Red Kirkman

Profile
- Position: Back

Personal information
- Born: October 17, 1905 Woodland, West Virginia, U.S.
- Died: November 30, 1973 (aged 68) Columbus, Ohio, U.S.
- Listed height: 6 ft 1 in (1.85 m)
- Listed weight: 195 lb (88 kg)

Career information
- College: Western Reserve Washington & Jefferson College

Career history
- Philadelphia Eagles (1933–1935);
- Stats at Pro Football Reference

= Red Kirkman =

American football player (1905–1973)

Roger Randolph "Red" Kirkman (October 17, 1905 – November 30, 1973) was an American professional football player for the Philadelphia Eagles of the National Football League.

Kirkman attended Central High School in Akron, Ohio.
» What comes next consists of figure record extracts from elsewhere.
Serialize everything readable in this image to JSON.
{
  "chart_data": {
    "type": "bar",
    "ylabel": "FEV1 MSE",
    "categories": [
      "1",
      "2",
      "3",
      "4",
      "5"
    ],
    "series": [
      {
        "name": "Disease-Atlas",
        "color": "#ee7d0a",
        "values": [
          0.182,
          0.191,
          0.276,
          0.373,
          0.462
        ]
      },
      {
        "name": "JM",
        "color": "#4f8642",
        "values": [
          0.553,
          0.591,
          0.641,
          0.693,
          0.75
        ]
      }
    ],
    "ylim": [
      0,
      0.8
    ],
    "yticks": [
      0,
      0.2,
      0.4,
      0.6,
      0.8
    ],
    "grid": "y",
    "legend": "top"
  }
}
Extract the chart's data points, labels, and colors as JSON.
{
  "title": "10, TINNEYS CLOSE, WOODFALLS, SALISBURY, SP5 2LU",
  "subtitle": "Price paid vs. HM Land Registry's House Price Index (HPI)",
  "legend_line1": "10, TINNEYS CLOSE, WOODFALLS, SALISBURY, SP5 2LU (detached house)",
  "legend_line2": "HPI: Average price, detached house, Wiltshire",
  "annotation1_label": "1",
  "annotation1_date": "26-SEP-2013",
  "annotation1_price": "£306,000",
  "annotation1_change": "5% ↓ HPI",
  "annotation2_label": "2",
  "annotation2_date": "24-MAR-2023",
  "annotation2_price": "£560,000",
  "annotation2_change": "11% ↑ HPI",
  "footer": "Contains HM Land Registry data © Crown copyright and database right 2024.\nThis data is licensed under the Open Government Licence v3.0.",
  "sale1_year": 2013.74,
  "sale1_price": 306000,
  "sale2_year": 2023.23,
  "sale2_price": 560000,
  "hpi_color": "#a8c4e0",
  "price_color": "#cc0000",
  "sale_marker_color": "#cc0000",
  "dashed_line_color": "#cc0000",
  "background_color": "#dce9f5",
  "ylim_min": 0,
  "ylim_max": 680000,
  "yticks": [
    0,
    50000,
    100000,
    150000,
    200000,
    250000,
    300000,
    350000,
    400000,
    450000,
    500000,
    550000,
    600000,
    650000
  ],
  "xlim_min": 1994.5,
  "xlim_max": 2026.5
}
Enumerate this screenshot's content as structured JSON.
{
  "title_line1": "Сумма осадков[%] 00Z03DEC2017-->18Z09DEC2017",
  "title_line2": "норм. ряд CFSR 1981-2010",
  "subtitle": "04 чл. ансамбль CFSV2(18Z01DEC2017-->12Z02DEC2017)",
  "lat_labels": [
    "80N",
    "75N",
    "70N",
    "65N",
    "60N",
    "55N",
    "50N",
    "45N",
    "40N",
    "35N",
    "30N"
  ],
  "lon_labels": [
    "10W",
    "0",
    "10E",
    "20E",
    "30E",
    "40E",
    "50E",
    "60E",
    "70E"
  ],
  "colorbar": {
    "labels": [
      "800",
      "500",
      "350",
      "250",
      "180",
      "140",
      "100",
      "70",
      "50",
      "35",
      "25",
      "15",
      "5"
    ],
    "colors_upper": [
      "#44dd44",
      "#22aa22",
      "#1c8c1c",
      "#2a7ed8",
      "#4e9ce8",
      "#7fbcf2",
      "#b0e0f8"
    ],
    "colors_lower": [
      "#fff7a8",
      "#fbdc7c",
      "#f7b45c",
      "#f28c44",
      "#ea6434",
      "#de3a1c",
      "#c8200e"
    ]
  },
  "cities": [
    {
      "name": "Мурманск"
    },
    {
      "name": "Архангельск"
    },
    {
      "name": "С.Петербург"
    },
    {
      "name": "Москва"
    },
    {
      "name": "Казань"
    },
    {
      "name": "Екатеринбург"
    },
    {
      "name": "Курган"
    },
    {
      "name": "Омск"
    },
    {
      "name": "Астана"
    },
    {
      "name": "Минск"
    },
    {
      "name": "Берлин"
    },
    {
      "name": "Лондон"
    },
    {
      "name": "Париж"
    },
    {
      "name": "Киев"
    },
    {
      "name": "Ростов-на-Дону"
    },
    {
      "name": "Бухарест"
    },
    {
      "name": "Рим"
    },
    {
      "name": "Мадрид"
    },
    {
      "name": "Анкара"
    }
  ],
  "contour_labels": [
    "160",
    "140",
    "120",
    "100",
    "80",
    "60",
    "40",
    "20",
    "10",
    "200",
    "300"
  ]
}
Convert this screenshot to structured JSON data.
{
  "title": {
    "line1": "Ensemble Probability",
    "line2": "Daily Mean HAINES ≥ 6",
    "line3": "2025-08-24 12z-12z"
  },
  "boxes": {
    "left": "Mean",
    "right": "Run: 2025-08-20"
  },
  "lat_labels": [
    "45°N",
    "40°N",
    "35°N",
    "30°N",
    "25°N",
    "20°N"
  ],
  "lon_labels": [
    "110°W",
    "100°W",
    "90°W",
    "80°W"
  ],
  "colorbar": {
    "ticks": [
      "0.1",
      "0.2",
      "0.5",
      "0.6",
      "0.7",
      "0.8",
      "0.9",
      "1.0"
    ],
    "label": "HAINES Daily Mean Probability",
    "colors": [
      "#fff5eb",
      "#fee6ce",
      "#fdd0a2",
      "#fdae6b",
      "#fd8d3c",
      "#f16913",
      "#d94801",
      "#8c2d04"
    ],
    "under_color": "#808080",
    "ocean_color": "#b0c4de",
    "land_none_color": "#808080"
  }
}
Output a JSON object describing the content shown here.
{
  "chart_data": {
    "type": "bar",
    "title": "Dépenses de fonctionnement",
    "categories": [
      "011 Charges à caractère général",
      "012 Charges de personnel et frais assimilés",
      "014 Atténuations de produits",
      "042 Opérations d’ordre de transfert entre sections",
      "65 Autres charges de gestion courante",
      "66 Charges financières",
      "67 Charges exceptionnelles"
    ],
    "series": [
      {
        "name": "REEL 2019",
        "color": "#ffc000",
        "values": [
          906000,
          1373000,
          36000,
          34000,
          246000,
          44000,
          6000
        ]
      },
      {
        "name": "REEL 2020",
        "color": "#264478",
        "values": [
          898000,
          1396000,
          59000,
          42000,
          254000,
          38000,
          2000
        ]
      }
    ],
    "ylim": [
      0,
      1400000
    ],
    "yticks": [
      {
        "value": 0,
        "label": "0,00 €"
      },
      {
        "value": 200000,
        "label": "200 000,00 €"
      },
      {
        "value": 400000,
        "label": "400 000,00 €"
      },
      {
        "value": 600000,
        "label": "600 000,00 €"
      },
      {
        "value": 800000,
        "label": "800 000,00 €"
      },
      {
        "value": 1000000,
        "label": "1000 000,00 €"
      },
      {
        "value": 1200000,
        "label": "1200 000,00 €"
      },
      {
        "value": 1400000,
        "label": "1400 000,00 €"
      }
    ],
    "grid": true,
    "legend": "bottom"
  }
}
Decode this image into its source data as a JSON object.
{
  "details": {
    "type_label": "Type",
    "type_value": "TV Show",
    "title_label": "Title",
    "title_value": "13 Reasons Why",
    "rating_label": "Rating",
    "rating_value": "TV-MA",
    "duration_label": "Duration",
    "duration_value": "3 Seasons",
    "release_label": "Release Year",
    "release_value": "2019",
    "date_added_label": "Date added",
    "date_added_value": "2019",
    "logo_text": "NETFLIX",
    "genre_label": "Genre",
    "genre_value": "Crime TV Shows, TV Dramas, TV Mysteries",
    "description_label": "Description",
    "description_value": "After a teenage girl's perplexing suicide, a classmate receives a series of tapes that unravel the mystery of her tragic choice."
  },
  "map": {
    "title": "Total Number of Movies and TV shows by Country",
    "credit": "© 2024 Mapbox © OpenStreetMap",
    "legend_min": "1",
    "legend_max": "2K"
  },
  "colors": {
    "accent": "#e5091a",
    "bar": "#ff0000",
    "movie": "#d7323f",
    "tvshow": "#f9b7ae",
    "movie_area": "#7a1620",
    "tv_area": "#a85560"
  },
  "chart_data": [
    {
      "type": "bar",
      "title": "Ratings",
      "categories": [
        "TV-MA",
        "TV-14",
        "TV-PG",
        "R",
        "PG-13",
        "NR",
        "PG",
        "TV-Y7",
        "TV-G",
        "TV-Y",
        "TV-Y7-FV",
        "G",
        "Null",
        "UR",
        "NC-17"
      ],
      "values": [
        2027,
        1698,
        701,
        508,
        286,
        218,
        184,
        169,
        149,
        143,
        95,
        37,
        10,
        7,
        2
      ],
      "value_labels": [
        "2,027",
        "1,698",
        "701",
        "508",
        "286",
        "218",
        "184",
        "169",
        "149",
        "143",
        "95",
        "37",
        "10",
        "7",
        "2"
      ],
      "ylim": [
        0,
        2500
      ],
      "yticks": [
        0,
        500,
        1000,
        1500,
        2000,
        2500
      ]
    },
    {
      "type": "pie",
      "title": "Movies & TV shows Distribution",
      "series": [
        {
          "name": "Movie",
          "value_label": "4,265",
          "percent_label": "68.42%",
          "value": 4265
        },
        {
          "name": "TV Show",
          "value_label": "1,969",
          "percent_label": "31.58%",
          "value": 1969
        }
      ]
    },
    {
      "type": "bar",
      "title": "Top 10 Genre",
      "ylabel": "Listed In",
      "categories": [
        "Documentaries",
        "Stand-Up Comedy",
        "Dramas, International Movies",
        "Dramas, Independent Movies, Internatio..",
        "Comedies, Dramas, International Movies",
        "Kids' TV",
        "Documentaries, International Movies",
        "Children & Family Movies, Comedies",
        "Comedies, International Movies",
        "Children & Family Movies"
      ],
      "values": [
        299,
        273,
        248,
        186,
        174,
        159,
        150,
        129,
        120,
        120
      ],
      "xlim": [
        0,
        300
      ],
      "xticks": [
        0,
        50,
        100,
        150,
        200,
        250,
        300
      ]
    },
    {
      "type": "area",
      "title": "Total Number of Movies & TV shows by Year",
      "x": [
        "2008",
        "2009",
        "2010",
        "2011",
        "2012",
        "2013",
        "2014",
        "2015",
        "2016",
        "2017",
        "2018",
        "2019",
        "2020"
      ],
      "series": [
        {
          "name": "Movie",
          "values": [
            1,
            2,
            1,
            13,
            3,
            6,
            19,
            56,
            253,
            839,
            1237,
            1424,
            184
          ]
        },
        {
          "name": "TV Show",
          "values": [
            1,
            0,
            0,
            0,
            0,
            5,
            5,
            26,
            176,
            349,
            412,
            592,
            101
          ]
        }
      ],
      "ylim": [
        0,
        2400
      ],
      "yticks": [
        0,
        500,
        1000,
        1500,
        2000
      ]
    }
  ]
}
He began his career at Western Reserve, where he played running back. He left the school prior to the 1925 season and enrolled at Washington & Jefferson College in time for the 1926 season. He was the starting quarterback for the undefeated 1927 Washington & Jefferson Presidents football team, sharing a backfield with Bill Amos, Bob Heisel, and Cleve Cook. He also played forward for the Washington & Jefferson Presidents men's basketball team and was team captain during the 1927–28 season.

After graduating from W&J, Kirkman spent two years as the athletic director at Scottdale High School in Scottdale, Pennsylvania. In 1930, he became the freshman football coach and head men's basketball coach at John Carroll University.

From 1933 to 1935, Kirkman was a reserve back for the Philadelphia Eagles. He started sixteen games over those three seasons and completed 30 of 97 passes for 393 yards, 4 touchdowns, and 15 interceptions. He also rushed for 55 yards and caught 12 passes for 198 and two touchdowns. He also played for the Reading Keys in 1935.